Navjivan India
- Type: Daily Newspaper
- Owner: The Associated Journal Limited
- Editor: Zafar Agha
- Founded: 1 November 1947; 78 years ago
- Relaunched: 1 June 2017
- Language: Hindi
- Headquarters: New Delhi
- City: New Delhi
- Country: India
- Sister newspapers: Qaumi Awaz (Urdu) and National Herald (English)
- Website: www.navjivanindia.com

= Navjivan (newspaper) =

Indian newspaper

Navjivan India (Hindi: lit. 'new life' India) is an Indian newspaper published by The Associated Journals Ltd who have been publishing the daily Navjivan since 1 November 1947. Prior to this, a newspaper called Navjivan was published by Indian activist and leader Mahatma Gandhi, and The Associate Journals started publishing Navjivan with his permission.

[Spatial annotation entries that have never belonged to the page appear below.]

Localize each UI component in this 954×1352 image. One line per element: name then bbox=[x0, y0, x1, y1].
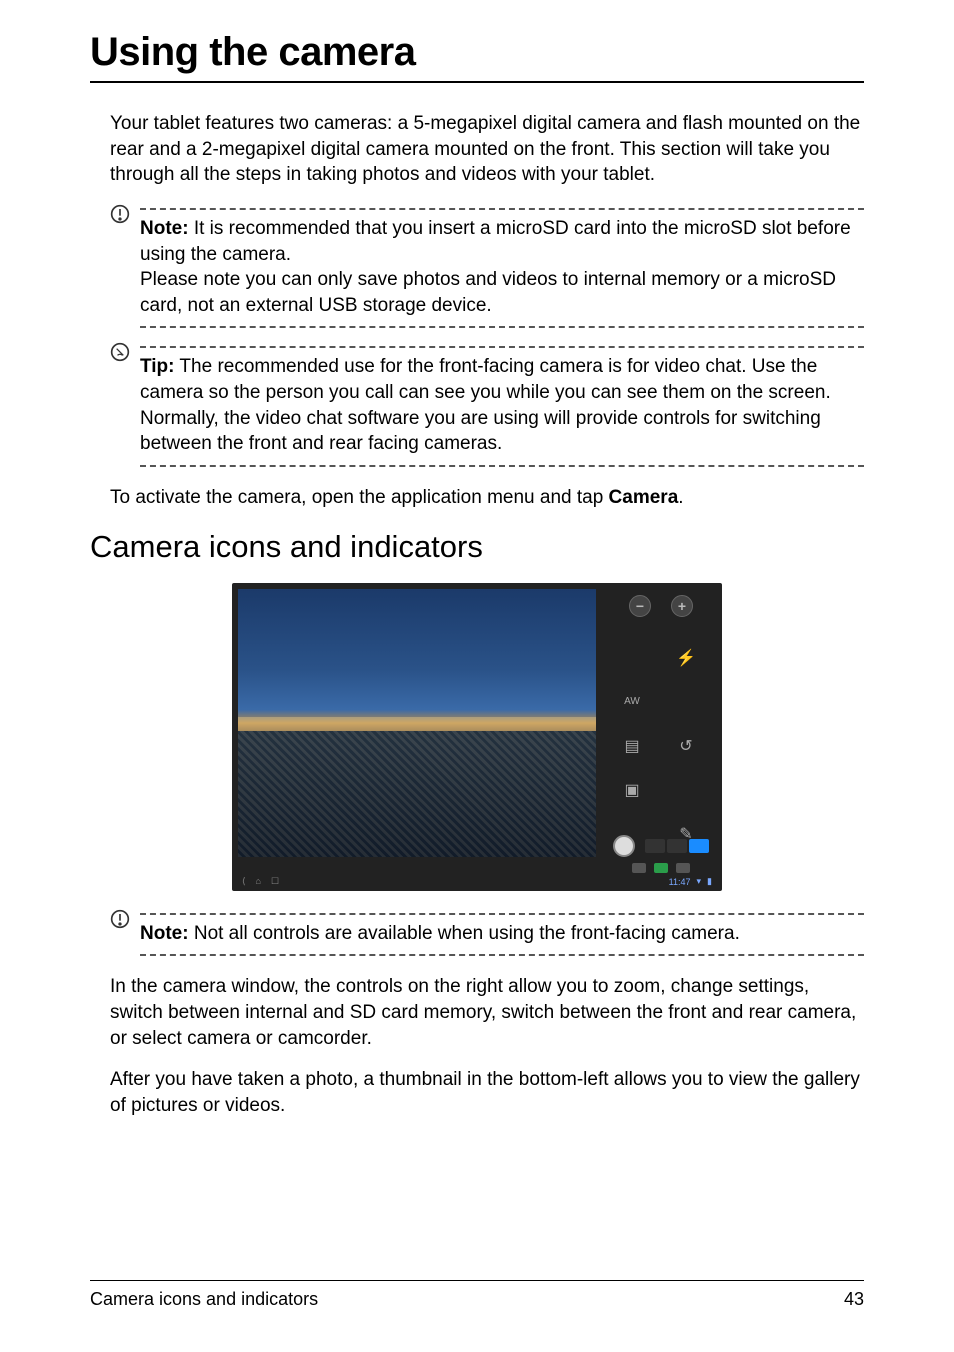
storage-icon[interactable]: ▤ bbox=[619, 733, 645, 759]
intro-paragraph: Your tablet features two cameras: a 5-me… bbox=[110, 111, 864, 188]
note1-line2: Please note you can only save photos and… bbox=[140, 267, 864, 318]
mode-video[interactable] bbox=[645, 839, 665, 853]
system-status-bar: ⟨ ⌂ ☐ 11:47 ▾ ▮ bbox=[238, 875, 716, 889]
spacer bbox=[619, 645, 645, 671]
footer-page-number: 43 bbox=[844, 1289, 864, 1310]
mode-indicator-2 bbox=[654, 863, 668, 873]
tip-p1: The recommended use for the front-facing… bbox=[140, 356, 831, 403]
switch-camera-icon[interactable]: ↺ bbox=[673, 733, 699, 759]
tip-callout: Tip: The recommended use for the front-f… bbox=[110, 346, 864, 467]
nav-back-icon[interactable]: ⟨ bbox=[242, 876, 246, 887]
battery-icon: ▮ bbox=[707, 876, 712, 887]
note1-p1: It is recommended that you insert a micr… bbox=[140, 218, 851, 265]
status-time: 11:47 bbox=[669, 877, 691, 887]
mode-toggle[interactable] bbox=[645, 839, 709, 853]
spacer3 bbox=[673, 777, 699, 803]
spacer2 bbox=[673, 689, 699, 715]
note1-label: Note: bbox=[140, 218, 189, 239]
activate-suffix: . bbox=[678, 487, 683, 508]
paragraph-thumbnail: After you have taken a photo, a thumbnai… bbox=[110, 1067, 864, 1118]
activate-app-name: Camera bbox=[609, 487, 679, 508]
note2-text: Not all controls are available when usin… bbox=[189, 923, 740, 944]
wifi-icon: ▾ bbox=[697, 876, 702, 887]
note2-label: Note: bbox=[140, 923, 189, 944]
paragraph-controls: In the camera window, the controls on th… bbox=[110, 974, 864, 1051]
note-callout-1: Note: It is recommended that you insert … bbox=[110, 208, 864, 329]
page-title: Using the camera bbox=[90, 30, 864, 83]
gallery-icon[interactable]: ▣ bbox=[619, 777, 645, 803]
mode-indicator-1 bbox=[632, 863, 646, 873]
white-balance-icon[interactable]: AW bbox=[619, 689, 645, 715]
footer-section-name: Camera icons and indicators bbox=[90, 1289, 318, 1310]
tip-line1: Tip: The recommended use for the front-f… bbox=[140, 354, 864, 405]
mode-camera[interactable] bbox=[689, 839, 709, 853]
activate-prefix: To activate the camera, open the applica… bbox=[110, 487, 609, 508]
page-footer: Camera icons and indicators 43 bbox=[90, 1280, 864, 1310]
nav-recent-icon[interactable]: ☐ bbox=[271, 876, 279, 887]
tip-icon bbox=[110, 342, 130, 362]
nav-home-icon[interactable]: ⌂ bbox=[256, 876, 261, 887]
zoom-in-button[interactable]: + bbox=[671, 595, 693, 617]
tip-line2: Normally, the video chat software you ar… bbox=[140, 406, 864, 457]
note1-line1: Note: It is recommended that you insert … bbox=[140, 216, 864, 267]
shutter-button[interactable] bbox=[613, 835, 635, 857]
note-callout-2: Note: Not all controls are available whe… bbox=[110, 913, 864, 957]
mode-middle[interactable] bbox=[667, 839, 687, 853]
zoom-out-button[interactable]: − bbox=[629, 595, 651, 617]
alert-icon bbox=[110, 909, 130, 929]
alert-icon bbox=[110, 204, 130, 224]
activate-instruction: To activate the camera, open the applica… bbox=[110, 485, 864, 511]
mode-indicator-3 bbox=[676, 863, 690, 873]
tip-label: Tip: bbox=[140, 356, 174, 377]
section-title: Camera icons and indicators bbox=[90, 529, 864, 565]
note2-line: Note: Not all controls are available whe… bbox=[140, 921, 864, 947]
camera-app-screenshot: − + ⚡ AW ▤ ↺ ▣ ✎ bbox=[232, 583, 722, 891]
flash-icon[interactable]: ⚡ bbox=[673, 645, 699, 671]
viewfinder-preview bbox=[238, 589, 596, 857]
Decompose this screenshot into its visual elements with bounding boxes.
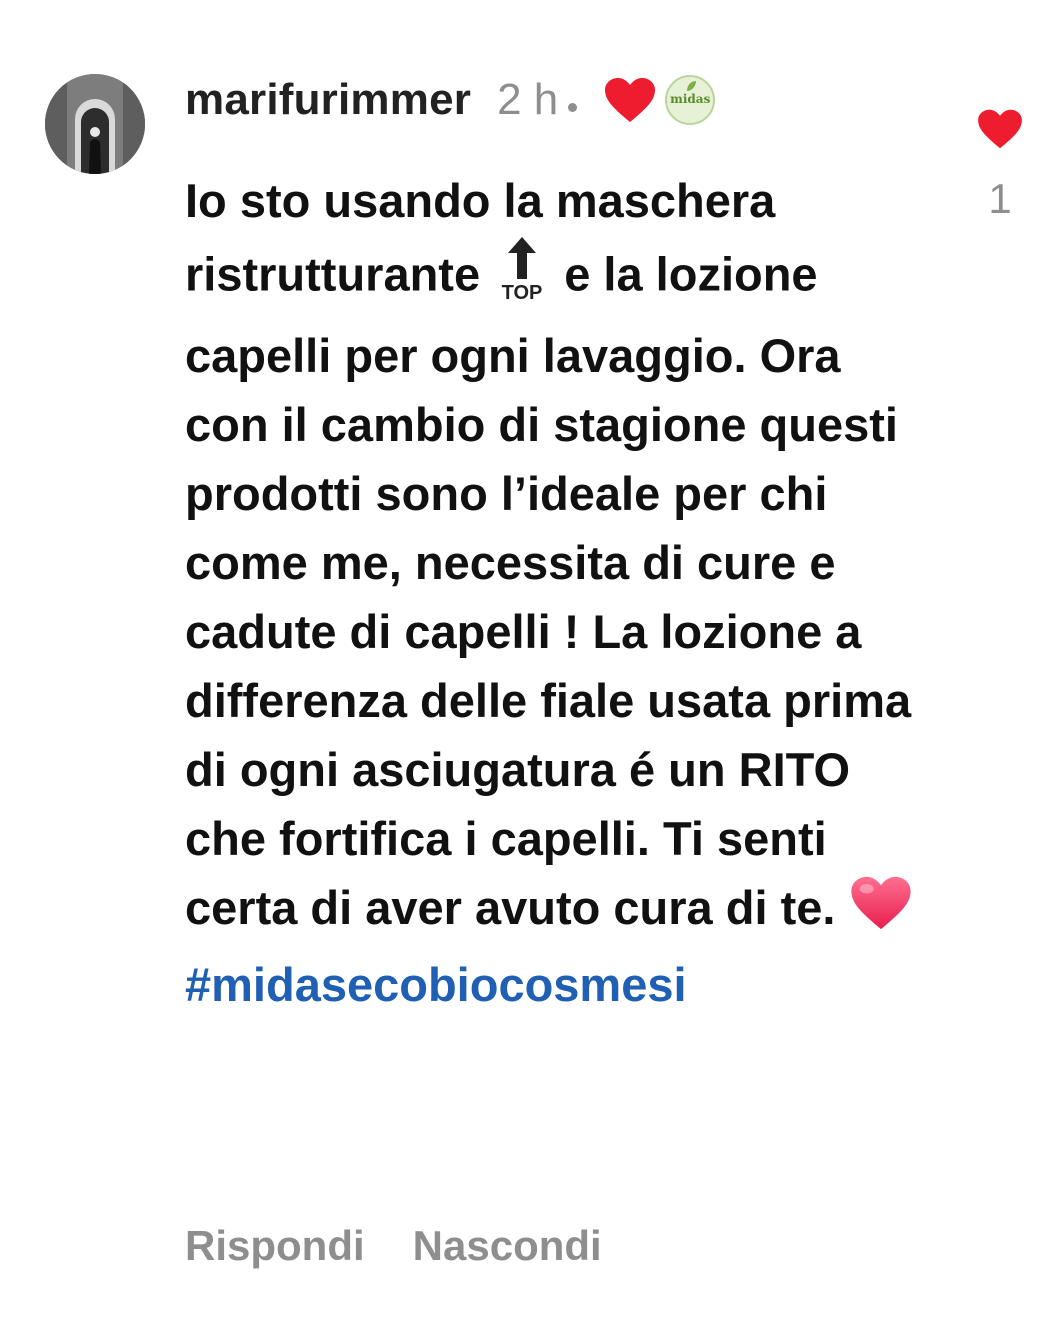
comment-body: Io sto usando la maschera ristrutturante…: [185, 166, 925, 1019]
hashtag-link[interactable]: #midasecobiocosmesi: [185, 950, 925, 1019]
reply-button[interactable]: Rispondi: [185, 1222, 365, 1270]
avatar-image: [45, 74, 145, 174]
creator-logo-text: midas: [670, 92, 711, 106]
timestamp: 2 h: [497, 75, 559, 124]
comment-text-part2: e la lozione capelli per ogni lavaggio. …: [185, 247, 912, 934]
comment-actions: Rispondi Nascondi: [185, 1222, 602, 1270]
hide-button[interactable]: Nascondi: [413, 1222, 602, 1270]
red-heart-icon: [605, 78, 656, 122]
top-arrow-emoji: TOP: [493, 235, 551, 321]
separator-dot: [568, 102, 578, 112]
pink-heart-emoji: [849, 874, 913, 950]
like-column: 1: [970, 108, 1030, 223]
username[interactable]: marifurimmer: [185, 75, 471, 125]
like-count[interactable]: 1: [970, 175, 1030, 223]
comment-text: Io sto usando la maschera ristrutturante…: [185, 166, 925, 950]
avatar[interactable]: [45, 74, 145, 174]
leaf-icon: [687, 81, 697, 91]
creator-badge: midas: [665, 75, 716, 125]
like-heart-icon[interactable]: [976, 108, 1024, 150]
top-emoji-label: TOP: [502, 282, 543, 303]
comment-header: marifurimmer 2 h midas: [185, 70, 716, 130]
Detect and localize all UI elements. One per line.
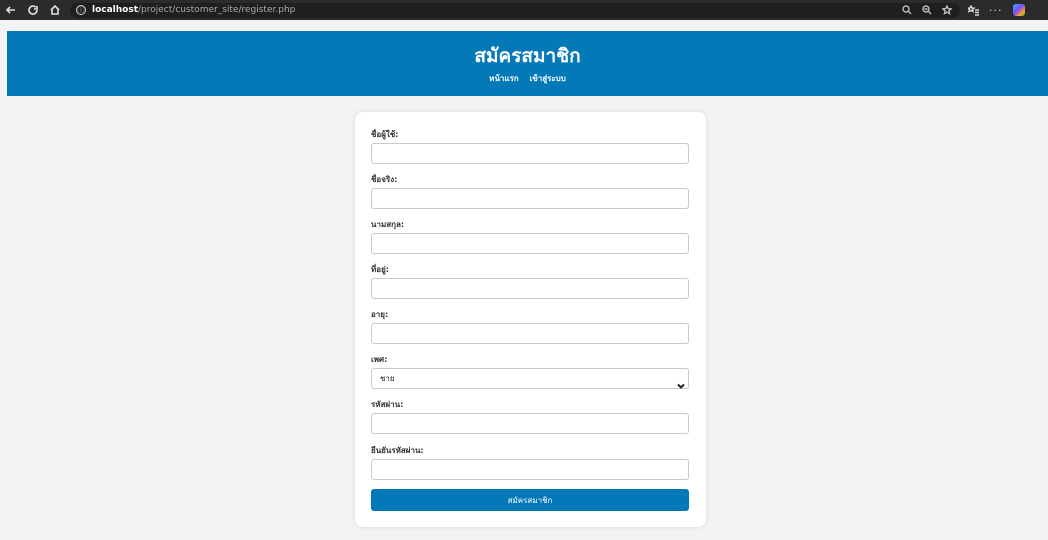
username-field[interactable] xyxy=(371,143,689,164)
info-icon[interactable]: ⓘ xyxy=(76,5,86,15)
lastname-label: นามสกุล: xyxy=(371,220,405,229)
home-button[interactable] xyxy=(44,0,66,20)
gender-select[interactable]: ชาย xyxy=(371,368,689,389)
nav-link-login[interactable]: เข้าสู่ระบบ xyxy=(530,74,566,83)
back-button[interactable] xyxy=(0,0,22,20)
password-label: รหัสผ่าน: xyxy=(371,400,404,409)
browser-toolbar: ⓘ localhost/project/customer_site/regist… xyxy=(0,0,1048,20)
address-actions xyxy=(902,5,960,15)
refresh-button[interactable] xyxy=(22,0,44,20)
more-icon[interactable]: ··· xyxy=(989,4,1003,17)
url-path: /project/customer_site/register.php xyxy=(138,5,296,15)
register-form: ชื่อผู้ใช้: ชื่อจริง: นามสกุล: ที่อยู่: … xyxy=(355,112,706,527)
firstname-label: ชื่อจริง: xyxy=(371,175,398,184)
address-field[interactable] xyxy=(371,278,689,299)
lastname-field[interactable] xyxy=(371,233,689,254)
nav-link-home[interactable]: หน้าแรก xyxy=(489,74,519,83)
password-field[interactable] xyxy=(371,413,689,434)
favorite-star-icon[interactable] xyxy=(942,5,952,15)
refresh-icon xyxy=(28,5,38,15)
gender-label: เพศ: xyxy=(371,355,388,364)
address-bar[interactable]: ⓘ localhost/project/customer_site/regist… xyxy=(70,2,960,18)
site-nav: หน้าแรก เข้าสู่ระบบ xyxy=(7,72,1048,85)
page-title: สมัครสมาชิก xyxy=(474,45,581,67)
home-icon xyxy=(50,4,60,15)
site-header: สมัครสมาชิก หน้าแรก เข้าสู่ระบบ xyxy=(7,31,1048,96)
age-field[interactable] xyxy=(371,323,689,344)
copilot-icon[interactable] xyxy=(1012,4,1025,16)
zoom-icon[interactable] xyxy=(922,5,932,15)
toolbar-right: ··· xyxy=(968,4,1025,17)
address-label: ที่อยู่: xyxy=(371,265,389,274)
url-host: localhost xyxy=(92,5,139,15)
search-icon[interactable] xyxy=(902,5,912,15)
confirm-password-field[interactable] xyxy=(371,459,689,480)
confirm-password-label: ยืนยันรหัสผ่าน: xyxy=(371,446,424,455)
username-label: ชื่อผู้ใช้: xyxy=(371,130,399,139)
age-label: อายุ: xyxy=(371,310,389,319)
register-button[interactable]: สมัครสมาชิก xyxy=(371,489,689,511)
favorites-list-icon[interactable] xyxy=(968,4,979,16)
firstname-field[interactable] xyxy=(371,188,689,209)
back-icon xyxy=(5,6,15,14)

Similar to publications like the National Herald and Qaumi Awaz, Navajivan was also started with the intention to promote the principles of Mahatma Gandhi's Indian independence movement and Jawaharlal Nehru’s vision of modern India. The main objective of the newspaper was to inform and influence readers who supported the creation of democratic, liberal, and modern India. The aim of the newspaper was to speed up the propagation of the values of Gandhi: the interest in modernization, democracy, justice reform, liberal social harmony of the independence movement.

== History ==
The newspaper, Navajivan, the de facto precursor to Navjivan India was originally founded and published by Mahatma Gandhi and Jawaharlal Nehru. In the early 20th century, the daily Navajivan and the Urdu newspaper Quami Awaz gave voice to the efforts of their influential leaders to create a nation that was determined to meet the world peace, scientific and logical criterion.
In 1920, Navajivan also published a detailed operating procedure, outlining management of the Spanish flu pandemic, written by Mahatma Gandhi himself.

== Official re-launch ==
In March 2016, The Associated Journals Ltd. decided to revive the media outlet in digital form. On 1 October 2016, it announced the appointment of Neelabh Mishra as the editor in chief of the National Herald Group.